The callback function that we write will then receive each node and each field name as they are being indexed. From that it must extract or generate whatever information interests us. In this case we’re just extracting the file type, which is already present in the field. We could, however, return any amount of data doing any arbitrary processing that we care to. See the code example below to understand the structure of the array that the callback has to return.

The example module implementing hook_apachesolr_cck_field_mappings()
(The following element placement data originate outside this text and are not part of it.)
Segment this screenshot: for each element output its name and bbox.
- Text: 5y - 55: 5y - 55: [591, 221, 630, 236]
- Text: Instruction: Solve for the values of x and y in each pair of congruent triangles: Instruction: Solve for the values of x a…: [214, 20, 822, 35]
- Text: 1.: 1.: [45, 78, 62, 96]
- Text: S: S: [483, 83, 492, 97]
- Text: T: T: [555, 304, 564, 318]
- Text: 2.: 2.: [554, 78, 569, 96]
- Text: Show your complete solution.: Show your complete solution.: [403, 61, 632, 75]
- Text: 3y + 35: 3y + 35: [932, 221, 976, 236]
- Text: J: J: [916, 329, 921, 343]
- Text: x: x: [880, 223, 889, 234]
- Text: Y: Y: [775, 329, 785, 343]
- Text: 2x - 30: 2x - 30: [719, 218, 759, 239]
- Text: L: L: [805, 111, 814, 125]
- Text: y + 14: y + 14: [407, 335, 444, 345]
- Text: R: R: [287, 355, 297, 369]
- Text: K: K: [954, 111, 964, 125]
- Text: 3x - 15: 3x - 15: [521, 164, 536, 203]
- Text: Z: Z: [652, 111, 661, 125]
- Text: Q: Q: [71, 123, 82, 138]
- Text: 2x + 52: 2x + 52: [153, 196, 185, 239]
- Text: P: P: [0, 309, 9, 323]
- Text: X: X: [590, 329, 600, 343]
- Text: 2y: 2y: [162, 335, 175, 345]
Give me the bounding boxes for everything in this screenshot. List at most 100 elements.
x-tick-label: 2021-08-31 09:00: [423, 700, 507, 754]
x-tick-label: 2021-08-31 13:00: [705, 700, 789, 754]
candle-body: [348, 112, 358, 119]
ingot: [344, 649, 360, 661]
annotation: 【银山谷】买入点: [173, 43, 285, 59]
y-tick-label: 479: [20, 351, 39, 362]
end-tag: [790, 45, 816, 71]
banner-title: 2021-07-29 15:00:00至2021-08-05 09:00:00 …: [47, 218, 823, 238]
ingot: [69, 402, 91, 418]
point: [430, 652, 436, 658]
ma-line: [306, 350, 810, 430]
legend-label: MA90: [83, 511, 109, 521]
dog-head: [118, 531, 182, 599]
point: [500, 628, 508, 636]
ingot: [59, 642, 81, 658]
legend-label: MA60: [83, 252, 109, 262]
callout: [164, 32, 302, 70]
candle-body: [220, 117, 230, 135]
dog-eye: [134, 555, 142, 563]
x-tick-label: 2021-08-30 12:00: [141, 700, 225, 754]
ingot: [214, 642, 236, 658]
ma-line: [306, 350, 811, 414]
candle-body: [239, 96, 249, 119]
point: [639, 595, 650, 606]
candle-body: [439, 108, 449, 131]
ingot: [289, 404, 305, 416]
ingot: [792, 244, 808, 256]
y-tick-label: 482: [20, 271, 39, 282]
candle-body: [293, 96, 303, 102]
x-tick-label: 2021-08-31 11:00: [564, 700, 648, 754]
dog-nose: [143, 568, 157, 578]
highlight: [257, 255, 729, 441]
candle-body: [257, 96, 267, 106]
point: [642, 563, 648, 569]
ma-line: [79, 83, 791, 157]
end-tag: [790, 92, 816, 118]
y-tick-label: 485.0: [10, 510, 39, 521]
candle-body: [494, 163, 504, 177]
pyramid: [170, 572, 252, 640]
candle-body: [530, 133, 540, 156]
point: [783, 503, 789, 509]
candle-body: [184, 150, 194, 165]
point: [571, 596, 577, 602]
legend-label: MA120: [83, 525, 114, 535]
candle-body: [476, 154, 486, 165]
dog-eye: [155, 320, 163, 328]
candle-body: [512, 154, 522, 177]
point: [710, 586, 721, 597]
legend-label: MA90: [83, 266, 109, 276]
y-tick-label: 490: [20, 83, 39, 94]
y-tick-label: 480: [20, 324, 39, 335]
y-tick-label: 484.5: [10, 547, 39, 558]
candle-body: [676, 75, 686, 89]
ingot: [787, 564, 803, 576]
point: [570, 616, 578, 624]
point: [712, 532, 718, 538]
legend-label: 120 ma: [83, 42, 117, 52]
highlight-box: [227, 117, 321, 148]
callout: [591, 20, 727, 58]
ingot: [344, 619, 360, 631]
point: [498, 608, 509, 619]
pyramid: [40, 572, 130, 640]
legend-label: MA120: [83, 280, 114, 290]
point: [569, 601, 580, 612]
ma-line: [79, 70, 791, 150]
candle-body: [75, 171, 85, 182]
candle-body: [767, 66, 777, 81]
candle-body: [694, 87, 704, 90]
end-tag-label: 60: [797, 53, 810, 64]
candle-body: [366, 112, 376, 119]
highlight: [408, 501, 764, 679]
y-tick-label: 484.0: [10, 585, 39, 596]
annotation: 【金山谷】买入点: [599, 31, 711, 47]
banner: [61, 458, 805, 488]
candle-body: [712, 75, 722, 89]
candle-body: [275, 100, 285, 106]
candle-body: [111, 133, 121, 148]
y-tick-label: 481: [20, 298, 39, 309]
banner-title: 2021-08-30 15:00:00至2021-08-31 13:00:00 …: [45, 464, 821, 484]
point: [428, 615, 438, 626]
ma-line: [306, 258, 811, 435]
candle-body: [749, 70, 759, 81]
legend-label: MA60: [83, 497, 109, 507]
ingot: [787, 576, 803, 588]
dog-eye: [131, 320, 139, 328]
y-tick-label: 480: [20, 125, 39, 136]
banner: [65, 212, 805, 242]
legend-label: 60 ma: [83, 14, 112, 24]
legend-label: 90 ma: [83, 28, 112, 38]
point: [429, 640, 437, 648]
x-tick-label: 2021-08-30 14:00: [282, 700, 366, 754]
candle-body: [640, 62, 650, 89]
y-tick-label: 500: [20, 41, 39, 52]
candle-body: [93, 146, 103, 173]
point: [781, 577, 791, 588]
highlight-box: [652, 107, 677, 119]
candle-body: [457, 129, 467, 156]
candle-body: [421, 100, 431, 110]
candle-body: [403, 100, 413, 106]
The first step in writing any module is to creat an .info file. Here’s ours:

; file example/example.info
name = example
description = Example module showing custom CCK facets.
core = 6.x

The next step is to have a module file. This is the example/example.module file:

<?php
/**
* Implementation of hook_apachesolr_cck_field_mappings
*/
function example_apachesolr_cck_field_mappings() {
 
$mappings = array();
 
// 'filefield' is the CCK field_type. Correlates to $field['field_type']
 
$mappings['filefield'] = array(
   
// The callback function gets called at indexing time to get the values.
   
'callback' => 'example_callback',
   
// Common types are 'text', 'string', 'integer', 'double', 'float', 'date', 'boolean'
   
'index_type' => 'string',
   
// These are the CCK formatting widgets for which this mapping applies.
    // If we wanted to target images but not generic files, for example,
    // we could say 'filefield_widget' => FALSE
   
'widget_types' => array('filefield_widget' => TRUE, 'imagefield_widget' => TRUE),
  );
  return
$mappings;
}

/**
* A function that gets called during indexing.
* @node The current node being indexed
* @fieldname The current field being indexed
*
* @return an array of arrays. Each inner array is a value, and must be
* keyed 'safe' => $value
*/
function example_callback($node, $fieldname) {
 
$fields = array();
  foreach (
$node->$fieldname as $field) {
   
// In this case we are indexing the filemime type. While this technically
    // makes it possible that we could search for nodes based on the mime type
    // of their file fields, the real purpose is to have facet blocks during
    // searching.
   
$fields[] = array('safe' => check_plain($field['filemime']));
  }
  return
$fields;
}
?>

The example_apachesolr_cck_field_mappings() function returns an array that says “for any filefield CCK fields (this includes imagefields), use the function example_callback() while indexing, store the data as strings, and apply these instructions to filefield_widgets and imagefield_widgets”. The example_callback(), a function we specified as a callback, will get called with the $node and $fieldname during indexing. We use that information to dig around and get the file type, which is is found in $field['filemime']. Important note: the return value of the callback is an array of arrays. The inner arrays have one key, 'safe', and that key’s value is the actual value we want to be indexed and used for faceting. The “safe” name of the key is there to remind you, as the developer, not to allow any cross site scripting, and please sanitize the value.

Below are screenshots of the return values of each of these functions for those who learn visually.

mappings

filetype facets

Results

Now when we search, we have two new facet blocks available letting us drill down into the search results based on the type of files that are uploaded to each one. Not bad for 15 lines of code (excluding comments)!